Montopoli Sabina, sindaco vieta detenzione cani in ‘casa orrori’

41

Roma, 3 apr. (Labitalia) – “Sto lavorando a una nuova ordinanza che spero di notificare all’interessata già domani e che le vieta la detenzione di animali su tutto il territorio comunale per un anno”. Lo dice a Labitalia Antimo Grilli, sindaco di Montopoli in Sabina, teatro nei giorni scorsi dell’ennesimo sequestro (il sesto dal 2014) di circa 80 cani alla signora Barbara Cavicchioli. In tutto i cani sequestrati in 5 anni nella ‘casa degli orrori’ sono stati circa 400: detenuti in piccole gabbie, denutriti, infestati di parassiti e malati, per alcuni di loro la liberazione è avvenuta troppo tardi e sono morti.
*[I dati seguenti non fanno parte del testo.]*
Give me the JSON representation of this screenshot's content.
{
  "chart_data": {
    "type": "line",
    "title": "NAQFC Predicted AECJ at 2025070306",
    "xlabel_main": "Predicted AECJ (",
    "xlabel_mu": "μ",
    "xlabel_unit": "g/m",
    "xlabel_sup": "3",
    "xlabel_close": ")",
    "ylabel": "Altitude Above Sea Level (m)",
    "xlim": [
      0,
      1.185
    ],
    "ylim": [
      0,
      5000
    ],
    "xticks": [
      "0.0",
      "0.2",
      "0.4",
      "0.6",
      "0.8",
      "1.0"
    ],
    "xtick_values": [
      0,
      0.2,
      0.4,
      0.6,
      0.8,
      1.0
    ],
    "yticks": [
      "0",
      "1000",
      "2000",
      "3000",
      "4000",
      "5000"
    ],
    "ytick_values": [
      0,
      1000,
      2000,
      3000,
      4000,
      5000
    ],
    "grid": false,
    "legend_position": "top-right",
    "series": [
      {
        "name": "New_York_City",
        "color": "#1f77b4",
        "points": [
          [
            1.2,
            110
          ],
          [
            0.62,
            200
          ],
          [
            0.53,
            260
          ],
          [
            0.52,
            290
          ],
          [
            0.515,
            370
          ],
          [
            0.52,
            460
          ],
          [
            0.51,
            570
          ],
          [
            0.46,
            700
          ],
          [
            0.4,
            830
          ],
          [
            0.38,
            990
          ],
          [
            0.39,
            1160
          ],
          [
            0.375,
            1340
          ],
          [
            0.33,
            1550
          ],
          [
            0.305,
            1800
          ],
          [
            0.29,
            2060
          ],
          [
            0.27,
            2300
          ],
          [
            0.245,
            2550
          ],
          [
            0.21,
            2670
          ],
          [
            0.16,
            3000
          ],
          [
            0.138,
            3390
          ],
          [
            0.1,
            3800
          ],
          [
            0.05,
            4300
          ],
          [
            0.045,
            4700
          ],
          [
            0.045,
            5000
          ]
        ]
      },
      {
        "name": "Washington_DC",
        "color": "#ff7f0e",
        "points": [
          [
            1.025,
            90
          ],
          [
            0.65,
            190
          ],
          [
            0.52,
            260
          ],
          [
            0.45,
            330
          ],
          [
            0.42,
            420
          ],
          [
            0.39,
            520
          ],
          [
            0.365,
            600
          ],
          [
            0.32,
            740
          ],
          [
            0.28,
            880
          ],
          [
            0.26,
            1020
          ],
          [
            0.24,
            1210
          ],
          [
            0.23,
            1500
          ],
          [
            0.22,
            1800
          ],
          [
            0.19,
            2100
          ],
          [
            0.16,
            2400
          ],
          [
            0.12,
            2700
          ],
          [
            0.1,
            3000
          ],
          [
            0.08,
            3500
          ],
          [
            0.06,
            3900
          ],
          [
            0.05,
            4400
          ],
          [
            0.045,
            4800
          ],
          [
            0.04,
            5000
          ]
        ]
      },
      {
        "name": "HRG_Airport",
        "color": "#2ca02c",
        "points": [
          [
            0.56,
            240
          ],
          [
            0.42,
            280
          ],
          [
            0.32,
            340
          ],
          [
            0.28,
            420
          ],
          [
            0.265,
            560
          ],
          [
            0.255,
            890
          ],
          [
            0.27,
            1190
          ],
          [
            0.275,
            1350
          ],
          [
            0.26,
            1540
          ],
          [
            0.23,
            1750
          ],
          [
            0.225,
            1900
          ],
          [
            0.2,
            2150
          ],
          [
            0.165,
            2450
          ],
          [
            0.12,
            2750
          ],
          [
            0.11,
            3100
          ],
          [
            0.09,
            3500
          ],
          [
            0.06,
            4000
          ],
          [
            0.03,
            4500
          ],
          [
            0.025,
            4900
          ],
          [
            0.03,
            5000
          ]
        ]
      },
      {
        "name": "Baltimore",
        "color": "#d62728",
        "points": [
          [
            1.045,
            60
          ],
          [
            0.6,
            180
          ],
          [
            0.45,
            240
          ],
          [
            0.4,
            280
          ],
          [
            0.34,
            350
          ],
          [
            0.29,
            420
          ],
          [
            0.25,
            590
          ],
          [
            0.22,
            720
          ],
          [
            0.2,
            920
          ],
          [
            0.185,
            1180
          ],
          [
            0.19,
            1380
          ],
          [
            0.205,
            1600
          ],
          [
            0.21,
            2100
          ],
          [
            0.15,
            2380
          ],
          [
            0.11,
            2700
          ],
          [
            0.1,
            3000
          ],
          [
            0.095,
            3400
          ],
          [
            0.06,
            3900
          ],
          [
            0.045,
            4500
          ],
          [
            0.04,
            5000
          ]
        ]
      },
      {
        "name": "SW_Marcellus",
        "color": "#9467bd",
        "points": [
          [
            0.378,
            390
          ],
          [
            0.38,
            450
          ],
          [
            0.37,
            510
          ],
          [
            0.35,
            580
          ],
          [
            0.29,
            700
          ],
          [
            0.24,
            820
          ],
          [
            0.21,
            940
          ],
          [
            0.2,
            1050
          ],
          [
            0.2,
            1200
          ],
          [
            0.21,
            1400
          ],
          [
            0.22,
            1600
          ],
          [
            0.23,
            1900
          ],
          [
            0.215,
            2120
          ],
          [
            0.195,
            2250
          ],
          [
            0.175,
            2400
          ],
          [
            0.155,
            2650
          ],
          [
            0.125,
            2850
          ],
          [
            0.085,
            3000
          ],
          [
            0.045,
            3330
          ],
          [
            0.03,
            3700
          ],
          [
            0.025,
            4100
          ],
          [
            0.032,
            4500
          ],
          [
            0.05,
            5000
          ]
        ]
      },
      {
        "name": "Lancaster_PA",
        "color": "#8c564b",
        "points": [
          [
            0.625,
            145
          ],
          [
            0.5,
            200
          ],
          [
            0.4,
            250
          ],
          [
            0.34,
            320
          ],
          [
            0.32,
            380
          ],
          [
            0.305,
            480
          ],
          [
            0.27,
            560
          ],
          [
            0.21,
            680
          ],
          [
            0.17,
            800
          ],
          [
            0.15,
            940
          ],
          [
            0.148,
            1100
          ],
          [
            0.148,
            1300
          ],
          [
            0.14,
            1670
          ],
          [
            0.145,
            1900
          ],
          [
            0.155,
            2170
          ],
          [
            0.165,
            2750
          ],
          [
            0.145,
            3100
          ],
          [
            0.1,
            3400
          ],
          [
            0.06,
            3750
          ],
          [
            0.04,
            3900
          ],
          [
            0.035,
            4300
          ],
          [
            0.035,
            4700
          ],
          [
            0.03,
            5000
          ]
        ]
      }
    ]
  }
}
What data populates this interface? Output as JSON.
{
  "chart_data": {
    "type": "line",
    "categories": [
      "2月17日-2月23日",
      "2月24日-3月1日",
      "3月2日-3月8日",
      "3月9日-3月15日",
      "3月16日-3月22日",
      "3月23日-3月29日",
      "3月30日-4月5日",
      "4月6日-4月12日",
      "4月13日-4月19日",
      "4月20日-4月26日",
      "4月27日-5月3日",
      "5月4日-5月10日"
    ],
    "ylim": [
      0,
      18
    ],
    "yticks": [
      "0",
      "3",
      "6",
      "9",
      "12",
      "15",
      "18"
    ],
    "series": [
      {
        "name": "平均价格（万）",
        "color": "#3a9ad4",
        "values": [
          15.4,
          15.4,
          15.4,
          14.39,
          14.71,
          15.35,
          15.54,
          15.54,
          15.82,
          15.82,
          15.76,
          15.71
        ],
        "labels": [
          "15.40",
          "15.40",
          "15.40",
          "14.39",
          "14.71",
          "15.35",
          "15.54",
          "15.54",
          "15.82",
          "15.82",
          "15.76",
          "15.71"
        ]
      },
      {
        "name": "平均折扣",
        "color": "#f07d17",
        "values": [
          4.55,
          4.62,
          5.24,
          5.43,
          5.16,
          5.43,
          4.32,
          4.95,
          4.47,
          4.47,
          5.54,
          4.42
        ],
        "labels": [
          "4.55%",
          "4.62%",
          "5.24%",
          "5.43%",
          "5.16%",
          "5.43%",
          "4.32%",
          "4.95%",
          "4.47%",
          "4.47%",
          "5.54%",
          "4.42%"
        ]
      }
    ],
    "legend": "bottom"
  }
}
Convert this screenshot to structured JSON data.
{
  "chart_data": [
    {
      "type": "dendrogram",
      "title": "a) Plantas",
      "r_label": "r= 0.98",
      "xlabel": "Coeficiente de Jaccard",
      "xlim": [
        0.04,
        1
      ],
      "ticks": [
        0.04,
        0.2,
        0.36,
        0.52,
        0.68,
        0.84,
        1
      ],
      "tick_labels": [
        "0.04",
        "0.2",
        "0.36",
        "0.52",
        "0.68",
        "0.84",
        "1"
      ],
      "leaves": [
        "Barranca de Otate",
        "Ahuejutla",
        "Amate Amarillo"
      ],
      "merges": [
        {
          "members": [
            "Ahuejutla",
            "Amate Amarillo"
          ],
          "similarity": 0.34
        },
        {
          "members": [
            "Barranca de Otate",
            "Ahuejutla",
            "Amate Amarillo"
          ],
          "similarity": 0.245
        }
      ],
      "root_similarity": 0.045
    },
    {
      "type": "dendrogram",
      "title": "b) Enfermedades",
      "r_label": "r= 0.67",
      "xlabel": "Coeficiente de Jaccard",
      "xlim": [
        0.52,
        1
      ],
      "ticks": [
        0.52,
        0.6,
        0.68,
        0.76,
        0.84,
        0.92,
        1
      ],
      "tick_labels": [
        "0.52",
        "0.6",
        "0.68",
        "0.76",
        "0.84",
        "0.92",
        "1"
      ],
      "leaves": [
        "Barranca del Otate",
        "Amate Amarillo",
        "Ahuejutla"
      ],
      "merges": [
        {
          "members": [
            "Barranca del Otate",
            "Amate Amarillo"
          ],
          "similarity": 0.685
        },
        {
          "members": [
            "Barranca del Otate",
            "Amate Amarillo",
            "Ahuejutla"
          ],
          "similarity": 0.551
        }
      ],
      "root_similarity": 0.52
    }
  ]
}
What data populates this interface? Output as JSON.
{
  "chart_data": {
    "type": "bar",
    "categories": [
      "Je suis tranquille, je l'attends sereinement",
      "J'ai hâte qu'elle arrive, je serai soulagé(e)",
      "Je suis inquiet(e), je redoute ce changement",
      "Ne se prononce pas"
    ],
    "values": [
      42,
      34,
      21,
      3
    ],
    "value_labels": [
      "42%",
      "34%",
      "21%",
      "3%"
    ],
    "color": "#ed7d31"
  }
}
A questo riguardo, le associazioni animaliste da cui è partita la denuncia e impegnate nella cura dei cani sequestrati (tra queste Incrociamo le zampe e Bassotti e poi più) hanno denunciato il ritardo con cui è avvenuta l’esecuzione del sequestro: oltre due settimane dopo la data dell’ingiunzione. “Si tratta -dice il sindaco- di tempi necessari richiesti da questa operazione: è necessario che durante il sequestro sia presente in casa la persona, che siano presenti le forze dell’ordine deputate, in questo caso i forestali e i carabinieri, supportati dal veterinario”.

“Devo pubblicamente ringraziare le associazioni di volontariato che in questi anni ci hanno dato un grande supporto: dall’essere presenti al momento del sequestro e dall’aiutarci nel trasferimento dei cani, al fatto che si sono prese in carico un gran numero di cani”, dice Grilli.

In questo momento, infatti, il Comune si fa carico delle spese di custodia presso strutture adeguate e delle cure veterinarie per circa 40 cani. Ma degli altri cani affidati alle associazioni, si prendono cura -spese comprese- le volontarie e i volontari.

Grilli dice di “aver interessato al caso anche esponenti politici a livello regionale affinché si possa fare una legge per intervenire immediatamente in casi come questi”. “Siamo una piccola comunità, con difficoltà di bilancio -aggiunge- ed è difficile gestire situazioni complicate come questa”.

“Stiamo lavorando e stiamo facendo il possibile, affinché i cani sequestrati, possano essere tutti oggetti di convalida di sequestro e nessuno di loro sia restituito alla signora”, conclude Grilli.